Nuremberg is one of those films that falls short on everything it wants to be and everything it could be. It’s a historical drama, set just before the trials, where an American psychiatrist (Rami Malek) is charged with assessing whether Hermann Göring (Russell Crowe), Hitler’s second in command, is fit to stand trial and to ascertain what his defence might be. This should be electric and terrifying and take us inside the Nazi mind. In other words, I had expected a tense two-hander. But it’s serviceable rather than inspired, plodding rather than tense, its running time (two and a half hours) trying. (Keep a Red Bull to hand.) It also takes some horrible missteps. Mrs Göring, sympathetic? Please.

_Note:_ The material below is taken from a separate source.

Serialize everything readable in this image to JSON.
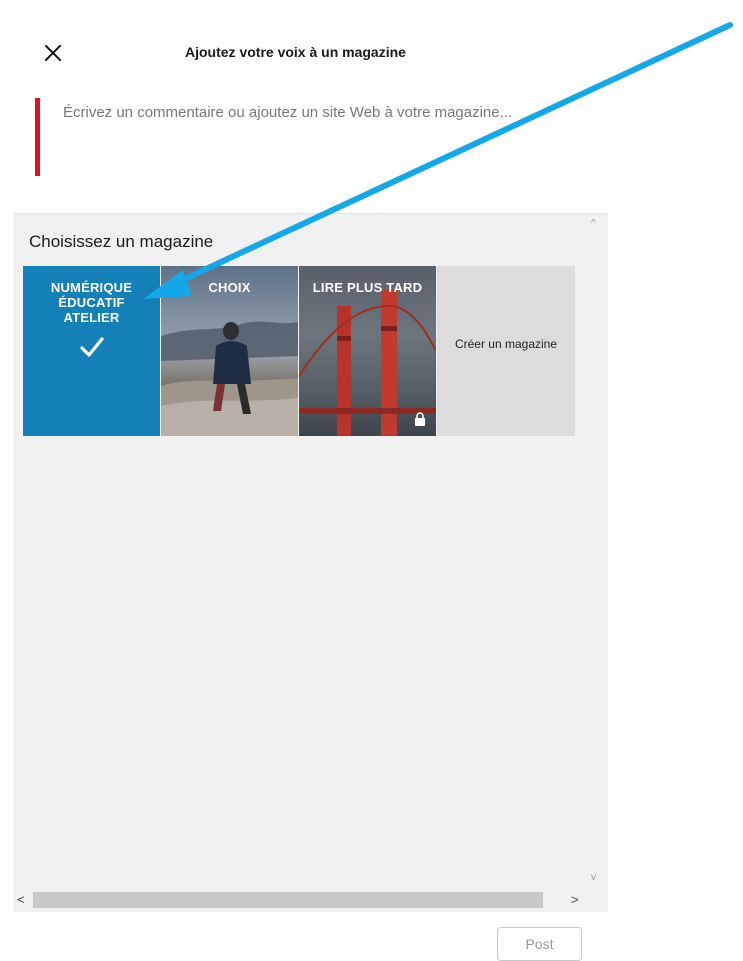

Written, directed and produced by James Vanderbilt, and based on the non-fiction book by Jack El-Hai, the film is a tale of two halves with a tonal switch so jarring in the middle you may incur whiplash. It opens with Göring being chauffeured in his Mercedes through an Austrian wasteland, surrendering to the Allies by commanding them to carry his luggage. He certainly had chutzpah – he’d already generously offered to help the Allies form a new government. He is also very fat. (Crowe put on substantial weight for the role.)
We meet the psychiatrist Douglas Kelley who is travelling to Nuremberg by train. He hits on a fellow passenger, a beautiful young woman who will be attending the trial as a journalist. This is an invented character but I suppose you sometimes have to stray from the source material if your film would otherwise lack a beautiful young woman. The other main players are American supreme court justice Robert Jackson (Michael Shannon), who campaigned to have the top Nazis tried rather than executed, and Sgt Howie Triest (Leo Woodall), who is Kelley’s translator and who reveals something about himself right at the end that should have become apparent much earlier. Göring may be manipulative, but Vanderbilt plays us too.
The heart of the film should be the push and pull between Kelly and Göring as Kelley attempts to fathom what makes him tick. But these are the scenes that fall most egregiously short. So taken in by Göring’s charisma is he that Kelley can’t seem to see that Göring is playing mind games – genial one minute, malevolent the next. I couldn’t help but wonder about Kelley’s intellect. He also befriends Mrs Göring (Lotte Verbeek), who is shown in an entirely compassionate light – how she suffers, while her unrepentant husband awaits his fate. This is the woman, we must remember, who was known as ‘the first lady of the Third Reich’, served as Hitler’s hostess at many state functions, and lived a life of wealth and luxury, most of it appropriated from Jews. Kelley seems incurious about any of this, as does the film.
The first half is often comic. One fellow prisoner is Rudolf Hess (Andreas Pietschmann) who is feigning amnesia, and whose backstory is a farce. When Göring and other Nazi leaders are subjected to Rorschach tests, it’s done for laughs. But the second half is the trial itself, where real footage from the concentration camps is shown. It’s so horrifying it makes everything else feel phoney. This is the moment when the penny finally drops for Kelley and he sees that Göring is a monster and not his pal. Well done.
It serves as a decent enough history lesson. And it’s watchable. The message? That evil is within us all. But all the characters could have been sharper. Crowe, bursting from the seams of his Luftwaffe uniform, is at least physically mesmerising. But you may still need a Red Bull or two.